Dunning-Kruger Effect
“The less you know about something, the more confident you tend to be.”
From Justin Kruger & David Dunning (1999), “Unskilled and Unaware of It: How Difficulties in Recognizing One’s Own Incompetence Lead to Inflated Self-Assessments.”
The Claim
People with low ability in a domain tend to overestimate their competence. People with high ability tend to slightly underestimate theirs. The gap is largest at the bottom of the skill distribution.
The mechanism is not that novices are arrogant. It’s that evaluating competence requires the same skills as being competent. Someone who cannot write a correct program cannot reliably tell which programs are correct — including their own. The deficit in the skill is a deficit in the ability to notice the deficit.
Why It Holds
Kruger and Dunning identified a double burden on the unskilled:
- They reach mistaken conclusions due to their lack of skill.
- Their lack of skill also prevents them from realising they have reached mistaken conclusions.
The corollary explains the second half of the curve: experts know what they don’t know. Competence provides the meta-cognitive tools to recognise the boundaries of one’s knowledge — which is why experts often express less confidence than their actual ability warrants. Experts also suffer from imposter syndrome in a way that incompetents never do.
The Famous (and Misused) Graph
The popular rendering — a curve that rises steeply at “peak of Mount Stupid,” falls into “the Valley of Despair,” and climbs the “Slope of Enlightenment” to the “Plateau of Sustainability” — is not Dunning and Kruger’s actual finding. Their paper shows a monotonic function: perceived ability rises with actual ability, but more slowly, so the overestimation is largest at the bottom.
The three-peak curve is folklore, not science. Cite it carefully.
In This Wiki
- Close cousin to hofstadters-law. Both are self-referential biases that survive awareness. You cannot correct Dunning-Kruger by telling someone about Dunning-Kruger, because assessing whether you’re affected requires the meta-cognition they lack.
- Reinforced by wysiati. What the novice has seen is all there is; they can’t imagine the complexity they haven’t yet encountered. System-1 generates confident conclusions from whatever’s available, and if little is available, the conclusion is still confident.
- Corrected by first-principles-thinking. Reasoning from fundamentals forces confrontation with the actual mechanism, which reveals gaps in understanding. The novice who tries to explain from first principles usually notices very quickly what they don’t know.

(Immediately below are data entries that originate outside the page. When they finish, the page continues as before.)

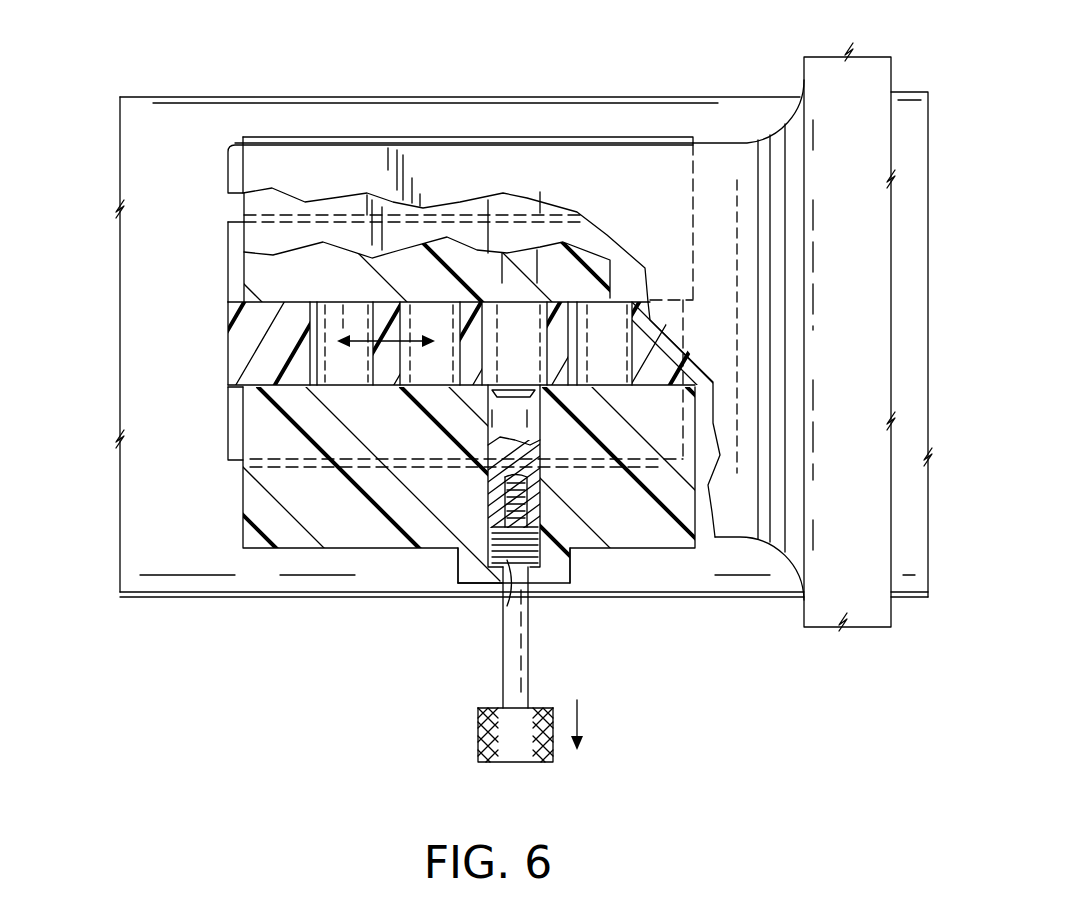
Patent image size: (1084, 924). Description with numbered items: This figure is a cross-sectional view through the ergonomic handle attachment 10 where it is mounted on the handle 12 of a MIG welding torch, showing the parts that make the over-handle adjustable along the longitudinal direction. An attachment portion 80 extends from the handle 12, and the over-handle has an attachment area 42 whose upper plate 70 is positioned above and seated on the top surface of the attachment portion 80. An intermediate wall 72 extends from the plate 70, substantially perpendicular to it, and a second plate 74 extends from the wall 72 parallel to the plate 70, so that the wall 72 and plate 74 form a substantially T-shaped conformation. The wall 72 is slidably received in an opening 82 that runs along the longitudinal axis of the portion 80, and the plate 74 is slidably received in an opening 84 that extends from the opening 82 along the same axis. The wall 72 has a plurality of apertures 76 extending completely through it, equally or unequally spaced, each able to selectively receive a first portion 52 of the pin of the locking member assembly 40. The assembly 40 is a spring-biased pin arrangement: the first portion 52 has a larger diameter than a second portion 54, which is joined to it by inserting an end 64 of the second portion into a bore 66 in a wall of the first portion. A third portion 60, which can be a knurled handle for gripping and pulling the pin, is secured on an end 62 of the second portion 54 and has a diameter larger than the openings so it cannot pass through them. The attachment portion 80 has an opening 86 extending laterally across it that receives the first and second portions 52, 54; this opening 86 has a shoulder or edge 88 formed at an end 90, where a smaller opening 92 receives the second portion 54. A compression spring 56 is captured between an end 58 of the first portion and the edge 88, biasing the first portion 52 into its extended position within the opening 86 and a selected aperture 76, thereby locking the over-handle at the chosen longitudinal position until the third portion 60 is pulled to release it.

The ergonomic handle attachment 10 is at (802, 76).
The handle 12 is at (914, 600).
The locking member assembly 40 is at (560, 765).
The attachment area 42 is at (583, 157).
The first portion of pin 52 is at (533, 415).
The second portion of pin 54 is at (518, 678).
The compression spring 56 is at (540, 545).
The end of first portion 58 is at (455, 562).
The third portion 60 is at (482, 747).
The end of second portion 62 is at (503, 705).
The end of second portion 64 is at (510, 487).
The bore 66 is at (530, 495).
The upper plate 70 is at (283, 160).
The intermediate wall 72 is at (250, 342).
The second plate 74 is at (228, 445).
The apertures 76 is at (423, 317).
The attachment portion 80 is at (252, 270).
The opening 82 is at (273, 382).
The opening 84 is at (278, 460).
The opening 86 is at (490, 270).
The shoulder or edge 88 is at (547, 560).
The end 90 is at (457, 573).
The smaller opening 92 is at (507, 603).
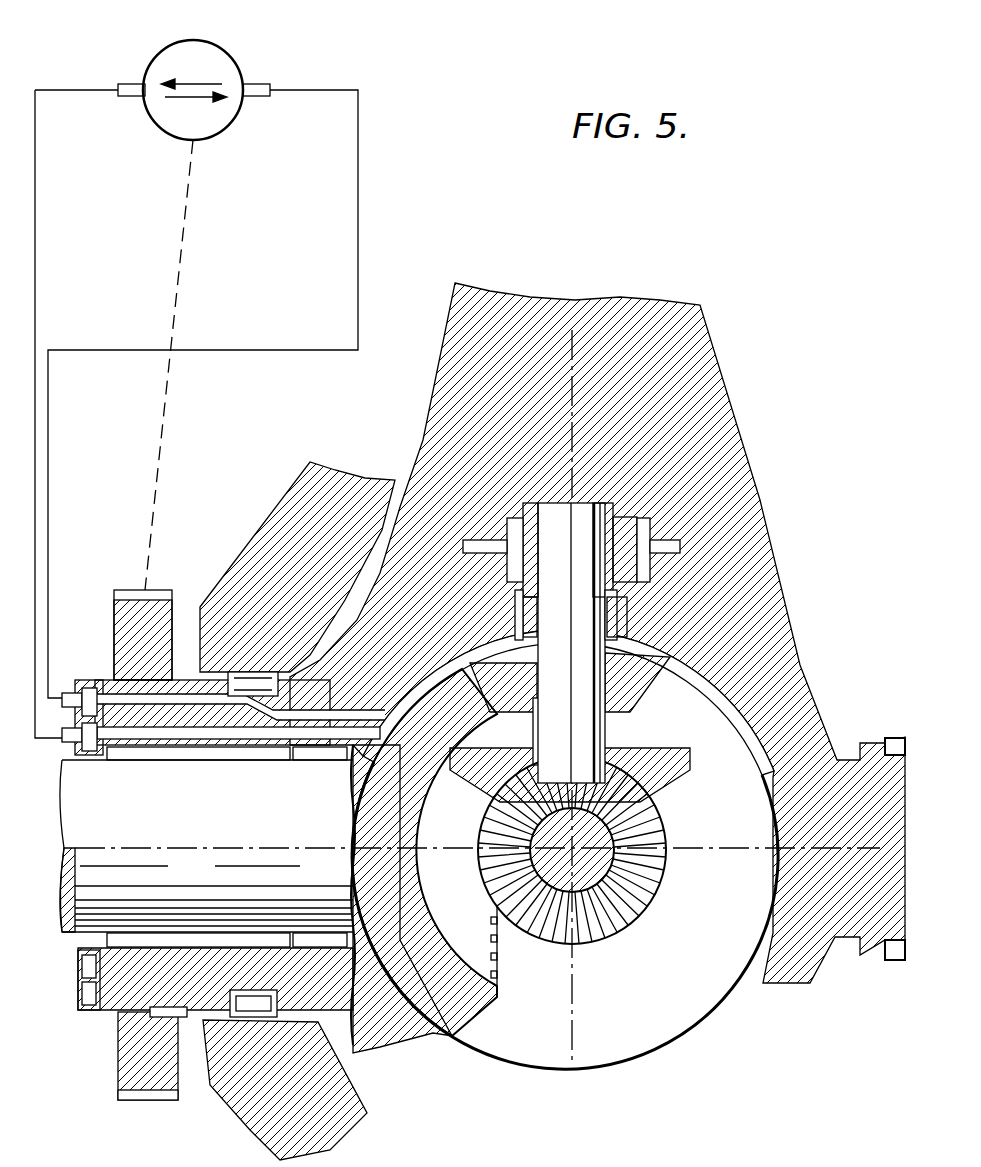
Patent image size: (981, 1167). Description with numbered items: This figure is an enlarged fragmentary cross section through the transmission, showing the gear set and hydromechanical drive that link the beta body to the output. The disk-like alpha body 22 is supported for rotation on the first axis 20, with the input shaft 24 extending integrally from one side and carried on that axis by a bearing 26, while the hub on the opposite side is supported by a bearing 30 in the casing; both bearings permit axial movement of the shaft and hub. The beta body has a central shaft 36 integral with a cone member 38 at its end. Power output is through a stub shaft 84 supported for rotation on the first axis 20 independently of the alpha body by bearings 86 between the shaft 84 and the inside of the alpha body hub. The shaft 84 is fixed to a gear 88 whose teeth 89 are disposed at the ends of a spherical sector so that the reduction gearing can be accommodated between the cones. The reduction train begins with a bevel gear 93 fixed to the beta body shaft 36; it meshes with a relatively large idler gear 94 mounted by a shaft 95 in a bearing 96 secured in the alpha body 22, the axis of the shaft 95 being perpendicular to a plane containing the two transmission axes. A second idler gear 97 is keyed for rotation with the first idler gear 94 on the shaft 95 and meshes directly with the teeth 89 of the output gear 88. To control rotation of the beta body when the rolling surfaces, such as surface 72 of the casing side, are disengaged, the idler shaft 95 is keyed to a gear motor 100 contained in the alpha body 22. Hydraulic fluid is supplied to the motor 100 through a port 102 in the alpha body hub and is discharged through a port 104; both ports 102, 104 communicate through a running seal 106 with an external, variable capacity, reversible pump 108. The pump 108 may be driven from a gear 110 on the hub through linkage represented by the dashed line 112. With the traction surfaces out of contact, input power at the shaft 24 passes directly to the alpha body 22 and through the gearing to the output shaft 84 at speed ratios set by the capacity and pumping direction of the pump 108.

The first axis 20 is at (752, 850).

- Corrected by cartesian-doubt. Descartes’ method of radical doubt is Dunning-Kruger correction at the philosophical extreme: doubt everything, rebuild only from what survives. The output is calibrated confidence.
- Relates to circle-of-competence. Munger’s prescription: operate only within your competence, and be fiercely honest about where that competence ends. This is Dunning-Kruger prevention at the level of life strategy — not achieving calibration (probably impossible) but avoiding the domains where your miscalibration could hurt you.
- Explains putts-law. “Those who understand technology don’t manage it; those who manage it don’t understand it.” Management often selects for confidence, which selects against calibration, which selects against the people who actually know the subject.
- Explains peter-principle. People are promoted until they reach their level of incompetence — and then stay there, because they don’t realise they’ve reached it. Dunning-Kruger is the cognitive engine of the Peter Principle.
- Inverted in second-system-effect. A designer who just shipped their first successful system is in peak Dunning-Kruger territory. They now “know how to build systems” — and proceed to over-engineer the second one.
- Connects to confirmation-bias. Novices find confirming evidence everywhere (because they can’t distinguish it from disconfirming evidence). Experts have internalised the disconfirming cases.
Calibration as a Discipline
The practical antidote is forecasting, not self-assessment. Ask the novice and the expert to make specific predictions about outcomes they cannot game. Track the predictions. The novice will be wildly overconfident; the expert will be roughly calibrated. This is the Tetlock/Good Judgment Project approach and is the most defensible existing correction for the effect.
A Warning About Invoking It
Dunning-Kruger has become an internet cliché — a way to dismiss people you disagree with as “too incompetent to know they’re wrong.” This is usually a misuse. The original finding is about domains where skill can be objectively measured (grammar, logical reasoning, humour-detection). Extending it to political or aesthetic disagreements is out of domain and usually motivated reasoning — likely a confirmation-bias failure on the part of the person invoking Dunning-Kruger.
Sources
- source—laws-of-software-engineering — in the Decisions cluster.
- Justin Kruger & David Dunning (1999), “Unskilled and Unaware of It,” Journal of Personality and Social Psychology.
- Follow-up replications and critiques (Numeroso, Nuhfer et al.) — the basic effect replicates, the “Mount Stupid” curve does not.